Beberapa anggota Heiho bahkan mendapat pelatihan khusus untuk mengoperasikan senjata antipesawat, tank, artileri, dan mengemudi. Lulusan pertama Seinen Dojo antara lain Umar Wirahadikusumah, A. Kemal Idris, R.A. Kosasih, dan Daan Mogot. Secara keseluruhan, Heiho dianggap sebagai organisasi dengan pelatihan militer paling intensif dibandingkan organisasi lain pada masa itu, termasuk PETA.
PETA
Karena kehadiran Heiho belum cukup memenuhi kebutuhan militer Jepang, kemudian dibentuklah PETA (Pembela Tanah Air) pada 3 Oktober 1943. Pembentukan ini diinisiasi secara formal melalui surat yang diajukan oleh Gatot Mangkupradja kepada Gunseikan, kepala pemerintah militer Jepang. PETA dirancang seolah-olah sebagai inisiatif rakyat sendiri dan disambut antusias oleh para pemuda, termasuk mereka yang sebelumnya terdaftar di Seinendan.
Berbeda dengan Heiho, PETA tidak dimasukkan ke dalam struktur militer Jepang secara resmi.

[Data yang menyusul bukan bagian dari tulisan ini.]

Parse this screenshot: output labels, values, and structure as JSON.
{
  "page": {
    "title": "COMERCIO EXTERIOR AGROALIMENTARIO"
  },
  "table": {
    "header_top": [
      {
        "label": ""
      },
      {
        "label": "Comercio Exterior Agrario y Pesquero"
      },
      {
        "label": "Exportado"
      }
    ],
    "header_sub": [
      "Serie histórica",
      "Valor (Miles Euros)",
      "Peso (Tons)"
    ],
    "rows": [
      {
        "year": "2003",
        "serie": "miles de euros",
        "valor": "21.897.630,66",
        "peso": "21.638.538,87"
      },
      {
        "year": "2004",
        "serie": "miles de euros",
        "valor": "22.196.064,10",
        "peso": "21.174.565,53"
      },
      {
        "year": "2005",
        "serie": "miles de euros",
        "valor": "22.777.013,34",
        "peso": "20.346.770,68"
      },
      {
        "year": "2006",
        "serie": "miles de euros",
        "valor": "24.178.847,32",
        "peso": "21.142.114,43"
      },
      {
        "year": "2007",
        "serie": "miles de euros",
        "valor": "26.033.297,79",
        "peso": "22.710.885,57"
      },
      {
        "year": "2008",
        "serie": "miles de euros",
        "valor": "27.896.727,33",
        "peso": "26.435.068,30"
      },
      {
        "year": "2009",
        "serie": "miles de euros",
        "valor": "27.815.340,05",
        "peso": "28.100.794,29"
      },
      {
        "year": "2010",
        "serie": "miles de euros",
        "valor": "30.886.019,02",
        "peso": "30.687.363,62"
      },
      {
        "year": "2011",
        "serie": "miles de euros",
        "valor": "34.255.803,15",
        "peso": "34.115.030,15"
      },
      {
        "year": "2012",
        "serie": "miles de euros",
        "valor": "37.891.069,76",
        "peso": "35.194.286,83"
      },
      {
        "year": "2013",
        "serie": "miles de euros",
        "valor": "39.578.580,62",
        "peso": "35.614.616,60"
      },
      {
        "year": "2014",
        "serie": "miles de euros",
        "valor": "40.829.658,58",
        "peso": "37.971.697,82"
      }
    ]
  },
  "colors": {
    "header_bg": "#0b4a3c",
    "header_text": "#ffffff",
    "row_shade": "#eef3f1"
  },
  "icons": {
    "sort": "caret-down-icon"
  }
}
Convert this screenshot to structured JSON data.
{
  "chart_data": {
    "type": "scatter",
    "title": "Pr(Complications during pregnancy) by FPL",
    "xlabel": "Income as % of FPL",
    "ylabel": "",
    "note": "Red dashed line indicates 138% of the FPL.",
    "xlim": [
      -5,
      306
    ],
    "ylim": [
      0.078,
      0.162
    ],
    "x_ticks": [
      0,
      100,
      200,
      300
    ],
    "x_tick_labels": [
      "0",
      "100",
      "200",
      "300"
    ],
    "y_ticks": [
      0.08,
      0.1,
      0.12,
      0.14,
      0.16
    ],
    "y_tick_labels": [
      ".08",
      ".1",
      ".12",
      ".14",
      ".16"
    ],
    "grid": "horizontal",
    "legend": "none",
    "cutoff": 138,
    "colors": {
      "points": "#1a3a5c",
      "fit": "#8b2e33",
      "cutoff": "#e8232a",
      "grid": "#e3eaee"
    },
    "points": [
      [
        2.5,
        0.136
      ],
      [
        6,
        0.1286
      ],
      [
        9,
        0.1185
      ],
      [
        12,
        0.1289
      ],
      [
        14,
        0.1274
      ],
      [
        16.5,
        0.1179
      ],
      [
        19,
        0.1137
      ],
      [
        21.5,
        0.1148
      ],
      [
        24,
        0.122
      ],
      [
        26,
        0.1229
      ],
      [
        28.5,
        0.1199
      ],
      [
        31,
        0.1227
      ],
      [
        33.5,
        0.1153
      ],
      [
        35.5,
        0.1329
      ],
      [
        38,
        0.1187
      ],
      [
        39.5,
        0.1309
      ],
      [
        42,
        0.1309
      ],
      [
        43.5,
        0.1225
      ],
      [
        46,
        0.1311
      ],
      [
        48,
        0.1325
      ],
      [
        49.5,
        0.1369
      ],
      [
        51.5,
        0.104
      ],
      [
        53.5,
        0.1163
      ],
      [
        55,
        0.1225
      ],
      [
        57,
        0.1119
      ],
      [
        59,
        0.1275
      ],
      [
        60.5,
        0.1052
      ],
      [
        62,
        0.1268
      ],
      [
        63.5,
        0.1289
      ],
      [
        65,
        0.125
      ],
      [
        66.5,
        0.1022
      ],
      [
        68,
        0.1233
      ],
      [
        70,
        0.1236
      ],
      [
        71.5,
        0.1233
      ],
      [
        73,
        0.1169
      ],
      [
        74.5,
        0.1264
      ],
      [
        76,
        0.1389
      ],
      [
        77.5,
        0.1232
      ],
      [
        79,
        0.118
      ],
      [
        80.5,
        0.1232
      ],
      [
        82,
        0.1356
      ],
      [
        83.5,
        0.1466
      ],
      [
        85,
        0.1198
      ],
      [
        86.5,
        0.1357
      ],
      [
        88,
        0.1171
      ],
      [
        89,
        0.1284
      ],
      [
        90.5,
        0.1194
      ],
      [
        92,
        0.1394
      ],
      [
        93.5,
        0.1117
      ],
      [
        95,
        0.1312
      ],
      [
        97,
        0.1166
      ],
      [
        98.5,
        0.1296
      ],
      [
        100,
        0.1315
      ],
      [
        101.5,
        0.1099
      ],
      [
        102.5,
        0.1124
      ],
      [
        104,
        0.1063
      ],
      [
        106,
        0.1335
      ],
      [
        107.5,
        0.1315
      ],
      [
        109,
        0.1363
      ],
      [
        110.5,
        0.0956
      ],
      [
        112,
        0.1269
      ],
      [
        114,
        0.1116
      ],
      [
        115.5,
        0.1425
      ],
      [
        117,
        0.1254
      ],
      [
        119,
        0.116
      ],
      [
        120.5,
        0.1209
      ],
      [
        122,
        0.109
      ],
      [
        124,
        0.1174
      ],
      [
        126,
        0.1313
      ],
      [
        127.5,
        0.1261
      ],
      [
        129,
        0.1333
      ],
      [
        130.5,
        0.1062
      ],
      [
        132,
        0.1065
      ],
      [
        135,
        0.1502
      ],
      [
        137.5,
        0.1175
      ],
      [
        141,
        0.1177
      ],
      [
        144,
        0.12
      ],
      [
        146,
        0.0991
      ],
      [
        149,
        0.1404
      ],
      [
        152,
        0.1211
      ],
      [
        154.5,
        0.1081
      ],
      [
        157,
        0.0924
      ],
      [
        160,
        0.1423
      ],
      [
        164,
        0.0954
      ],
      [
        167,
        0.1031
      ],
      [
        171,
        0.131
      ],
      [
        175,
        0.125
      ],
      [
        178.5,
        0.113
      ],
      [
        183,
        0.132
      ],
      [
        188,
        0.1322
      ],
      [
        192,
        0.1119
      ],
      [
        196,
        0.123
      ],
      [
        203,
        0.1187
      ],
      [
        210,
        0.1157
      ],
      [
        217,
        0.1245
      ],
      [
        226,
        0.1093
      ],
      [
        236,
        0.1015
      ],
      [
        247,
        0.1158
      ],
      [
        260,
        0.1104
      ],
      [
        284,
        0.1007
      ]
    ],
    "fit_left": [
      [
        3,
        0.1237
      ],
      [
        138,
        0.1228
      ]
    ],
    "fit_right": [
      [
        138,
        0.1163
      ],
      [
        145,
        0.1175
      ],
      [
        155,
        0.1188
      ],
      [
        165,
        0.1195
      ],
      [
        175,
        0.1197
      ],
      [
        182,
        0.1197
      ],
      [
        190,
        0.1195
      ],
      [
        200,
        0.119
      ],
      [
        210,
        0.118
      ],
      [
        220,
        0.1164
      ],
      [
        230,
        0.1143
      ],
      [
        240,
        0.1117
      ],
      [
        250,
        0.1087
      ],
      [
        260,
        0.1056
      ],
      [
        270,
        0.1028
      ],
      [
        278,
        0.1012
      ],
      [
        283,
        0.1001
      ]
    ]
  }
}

Organisasi ini berfungsi sebagai pasukan gerilya yang membantu Jepang menghadapi serangan mendadak dari musuh.
Dalam PETA terdapat jenjang kepangkatan yang terdiri atas daidanco (komandan batalyon), cudanco (komandan kompi), shodanco (komandan peleton), bundanco (komandan regu), dan giyuhei (prajurit sukarela). Posisi perwira umumnya diisi oleh tokoh masyarakat yang terkemuka, sedangkan posisi di bawahnya diisi oleh guru, pelajar sekolah lanjutan, hingga pelajar sekolah dasar berdasarkan jenjangnya.

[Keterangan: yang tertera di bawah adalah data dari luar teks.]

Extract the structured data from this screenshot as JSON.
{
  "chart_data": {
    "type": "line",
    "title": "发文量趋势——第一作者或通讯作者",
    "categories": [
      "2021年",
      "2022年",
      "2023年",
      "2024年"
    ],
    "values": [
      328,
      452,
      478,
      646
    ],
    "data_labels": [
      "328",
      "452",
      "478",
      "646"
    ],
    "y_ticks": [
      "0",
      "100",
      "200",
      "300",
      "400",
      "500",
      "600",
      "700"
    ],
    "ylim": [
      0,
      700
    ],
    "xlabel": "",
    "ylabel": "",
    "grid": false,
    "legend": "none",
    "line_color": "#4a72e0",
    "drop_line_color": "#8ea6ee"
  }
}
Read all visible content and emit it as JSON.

Untuk menjadi perwira, calon anggota mengikuti pendidikan khusus yang berlangsung di Bogor dengan nama Korps Latihan Pemimpin Tentara Sukarela Pembela Tanah Air di Jawa (Jawa Boei Giyugun Kanbu Kyoikutai). Setelah pelatihan, para perwira ditempatkan di berbagai daerah di Jawa, Madura, dan Bali.
Hingga akhir masa pendudukan Jepang, diperkirakan terdapat sekitar 37.000 anggota PETA di Jawa dan 20.000 di Sumatra, di mana PETA lebih dikenal dengan sebutan Giyugun atau prajurit sukarela. Salah satu tokoh penting yang pernah menjadi anggota PETA adalah Jenderal Sudirman, yang kemudian menjadi panglima besar dalam perjuangan kemerdekaan Indonesia.